27 June 2017

How cancer is protected from apoptosis

Scientists have found out why cancer cells don't kill themselves

RIA News

The secret of the survival of many cancerous tumors is that they use the "fifth column" in their own DNA to suppress the work of the cell self-destruction system, according to an article published in the journal Nature Communications (Hu et al., A pan-cancer genome-wide analysis reveals tumour dependencies by induction of nonsense-mediated decay).

"Thanks to this discovery, we can now use the same algorithm to check whether the mechanism in the DNA of cancer tumors is broken in patients participating in the 100 thousand Genomes project. These observations can help us find new methods of fighting cancer that will save the lives of even more people in the future," says Christopher Yau from University of Birmingham (in the press release Cancer hijacks natural cell process to survive – VM).

A significant part of cancerous tumors in humans and animals occurs due to a breakdown in the p53 gene. It is responsible for protein synthesis, which monitors the integrity of genetic information and includes a self–destruction mechanism – apoptosis - in case of serious breakdowns. Cells with a damaged p53 gene are extremely difficult to suppress due to the lack of a "self-destruction program" in their genome.

Studies in recent years show that many cancer cells do not have fatal mutations in the p53 gene, but at the same time contain many other DNA breakdowns that usually cause it to turn on, Yau notes.
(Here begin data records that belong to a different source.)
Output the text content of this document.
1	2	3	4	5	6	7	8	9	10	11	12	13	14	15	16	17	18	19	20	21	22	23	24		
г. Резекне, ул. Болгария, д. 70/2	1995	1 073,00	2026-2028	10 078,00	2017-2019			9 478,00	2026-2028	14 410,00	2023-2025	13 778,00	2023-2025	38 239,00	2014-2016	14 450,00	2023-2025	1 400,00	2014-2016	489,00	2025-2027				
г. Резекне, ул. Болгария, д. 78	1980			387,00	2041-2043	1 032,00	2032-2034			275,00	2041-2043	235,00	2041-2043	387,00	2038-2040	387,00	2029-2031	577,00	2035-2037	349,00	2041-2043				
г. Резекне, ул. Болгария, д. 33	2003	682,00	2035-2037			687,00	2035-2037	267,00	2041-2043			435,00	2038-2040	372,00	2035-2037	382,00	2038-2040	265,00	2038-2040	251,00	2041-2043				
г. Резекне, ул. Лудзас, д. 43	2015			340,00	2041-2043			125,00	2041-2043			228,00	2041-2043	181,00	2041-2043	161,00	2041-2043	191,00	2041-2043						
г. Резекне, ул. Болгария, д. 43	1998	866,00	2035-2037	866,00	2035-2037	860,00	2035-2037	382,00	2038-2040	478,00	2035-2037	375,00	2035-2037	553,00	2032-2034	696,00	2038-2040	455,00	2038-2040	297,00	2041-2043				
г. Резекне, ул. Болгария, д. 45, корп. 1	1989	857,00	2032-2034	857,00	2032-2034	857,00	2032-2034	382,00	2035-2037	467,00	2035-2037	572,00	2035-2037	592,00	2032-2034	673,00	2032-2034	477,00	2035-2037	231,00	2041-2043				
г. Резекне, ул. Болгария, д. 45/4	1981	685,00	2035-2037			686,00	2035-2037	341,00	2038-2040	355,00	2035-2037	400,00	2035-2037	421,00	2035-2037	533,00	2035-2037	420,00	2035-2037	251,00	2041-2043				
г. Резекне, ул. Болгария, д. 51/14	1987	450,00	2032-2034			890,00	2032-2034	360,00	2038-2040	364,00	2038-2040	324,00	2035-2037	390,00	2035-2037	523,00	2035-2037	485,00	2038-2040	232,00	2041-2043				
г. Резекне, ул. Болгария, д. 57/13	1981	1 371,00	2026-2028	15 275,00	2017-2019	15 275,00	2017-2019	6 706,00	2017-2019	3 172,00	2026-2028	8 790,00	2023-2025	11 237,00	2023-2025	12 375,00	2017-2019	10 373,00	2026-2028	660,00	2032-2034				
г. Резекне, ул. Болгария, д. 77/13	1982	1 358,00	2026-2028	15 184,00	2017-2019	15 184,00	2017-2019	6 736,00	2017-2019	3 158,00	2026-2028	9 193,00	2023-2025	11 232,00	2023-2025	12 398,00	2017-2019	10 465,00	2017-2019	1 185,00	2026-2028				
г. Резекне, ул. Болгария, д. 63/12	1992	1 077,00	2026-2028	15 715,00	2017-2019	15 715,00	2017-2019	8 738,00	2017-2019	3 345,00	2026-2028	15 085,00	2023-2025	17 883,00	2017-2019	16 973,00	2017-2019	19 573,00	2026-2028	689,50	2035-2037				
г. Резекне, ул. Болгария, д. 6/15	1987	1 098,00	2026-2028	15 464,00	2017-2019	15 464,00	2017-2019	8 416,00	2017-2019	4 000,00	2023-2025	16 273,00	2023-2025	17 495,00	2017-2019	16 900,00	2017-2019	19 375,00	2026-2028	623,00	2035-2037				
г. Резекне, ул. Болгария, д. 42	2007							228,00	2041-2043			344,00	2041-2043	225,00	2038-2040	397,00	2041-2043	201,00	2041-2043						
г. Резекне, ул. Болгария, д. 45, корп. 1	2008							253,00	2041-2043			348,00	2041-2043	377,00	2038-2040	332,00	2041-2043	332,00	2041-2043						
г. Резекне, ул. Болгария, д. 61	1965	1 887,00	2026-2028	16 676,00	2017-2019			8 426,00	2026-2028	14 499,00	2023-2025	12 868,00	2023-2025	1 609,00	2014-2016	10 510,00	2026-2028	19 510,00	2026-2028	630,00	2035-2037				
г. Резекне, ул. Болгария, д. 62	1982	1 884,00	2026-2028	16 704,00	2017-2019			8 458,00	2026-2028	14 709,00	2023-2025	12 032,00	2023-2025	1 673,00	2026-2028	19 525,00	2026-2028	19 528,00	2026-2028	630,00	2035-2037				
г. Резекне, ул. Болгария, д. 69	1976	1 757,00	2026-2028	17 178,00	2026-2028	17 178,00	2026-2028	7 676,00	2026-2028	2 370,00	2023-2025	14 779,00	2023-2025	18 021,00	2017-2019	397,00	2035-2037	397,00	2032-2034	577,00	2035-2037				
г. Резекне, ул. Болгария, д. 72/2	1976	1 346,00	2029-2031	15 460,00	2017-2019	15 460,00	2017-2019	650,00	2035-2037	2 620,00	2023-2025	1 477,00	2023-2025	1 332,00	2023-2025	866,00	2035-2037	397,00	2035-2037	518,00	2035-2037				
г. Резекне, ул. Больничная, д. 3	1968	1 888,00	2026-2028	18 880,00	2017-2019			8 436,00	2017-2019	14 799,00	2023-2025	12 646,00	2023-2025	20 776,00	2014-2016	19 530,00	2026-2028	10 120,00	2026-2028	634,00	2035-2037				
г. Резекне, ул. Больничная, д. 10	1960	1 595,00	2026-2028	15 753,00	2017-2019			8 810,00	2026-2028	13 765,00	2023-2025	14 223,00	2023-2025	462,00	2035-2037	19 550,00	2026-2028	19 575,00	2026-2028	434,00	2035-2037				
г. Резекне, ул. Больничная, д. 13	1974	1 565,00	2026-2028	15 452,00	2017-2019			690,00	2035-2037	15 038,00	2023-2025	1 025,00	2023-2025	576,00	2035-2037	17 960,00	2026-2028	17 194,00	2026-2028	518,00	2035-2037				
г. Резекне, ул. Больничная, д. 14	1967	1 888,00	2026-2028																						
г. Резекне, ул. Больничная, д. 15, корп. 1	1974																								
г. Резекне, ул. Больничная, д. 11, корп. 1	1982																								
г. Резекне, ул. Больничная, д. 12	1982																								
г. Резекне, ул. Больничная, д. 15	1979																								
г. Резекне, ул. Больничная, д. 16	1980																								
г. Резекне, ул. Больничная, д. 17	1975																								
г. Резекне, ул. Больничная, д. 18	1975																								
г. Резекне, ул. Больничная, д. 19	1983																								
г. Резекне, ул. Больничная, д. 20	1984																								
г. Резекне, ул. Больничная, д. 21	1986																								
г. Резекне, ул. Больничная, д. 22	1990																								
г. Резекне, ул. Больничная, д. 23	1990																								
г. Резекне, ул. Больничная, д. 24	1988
It is also difficult to fight with such cells, since the usual methods of fighting cancer, including the destruction of DNA with radiation or chemotherapy, do not force them to "commit suicide".

British biologists have found out why this happens by studying the genomes of several hundred varieties of ovarian cancer. Initially, scientists tried to understand which mutations make cancer more aggressive, for this they compared sets of mutations for each tumor and identified those that most strongly influenced the behavior of cancer cells.

It turned out that about a fifth of the tumors – a very large number by the standards of cancer – mysteriously did not have mutations in the genes associated with the work of a special system that prevents the assembly of protein molecules when reading damaged genes.

This system, a set of several service proteins and ribosomes, cellular "protein factories", begins work after the nucleus counts the gene and prepares the so-called matrix RNA. It is a short template of the "letters" of the genetic code containing instructions for collecting a protein molecule.

Even before the mRNA leaves the nucleus, it is joined by special proteins-"inspectors" from the UPF family, who check whether it contains meaningless "typos" that lead to an unexpected interruption of protein synthesis. If there are such defects in the mRNA, then the proteins are firmly connected to the RNA molecule, which prevents the ribosomes from reading it, which leads to its subsequent destruction.

According to Yau and his colleagues, the correct operation of the "genetic spelling check" system in cancer cells does not kill them, but on the contrary, helps to survive. This is because UPF proteins block the reading of the p53 gene and prevent it from working even if it contains even relatively harmless mutations.

Having discovered such an unexpected mechanism of ovarian cancer survival, scientists have tried to find its analogues in cell cultures of other types of cancer. After analyzing over seven thousand other tumors, biologists have found hundreds of other examples of how this system helps cancer survive.

Therefore, Yau and his colleagues propose to create a drug that would block the "genetic spelling check" in cancer cells and allow p53 to launch a cellular suicide program. Such substances, according to scientists, could save the lives of many thousands of people whose cancer is now considered "invulnerable" to the action of classical methods of treatment.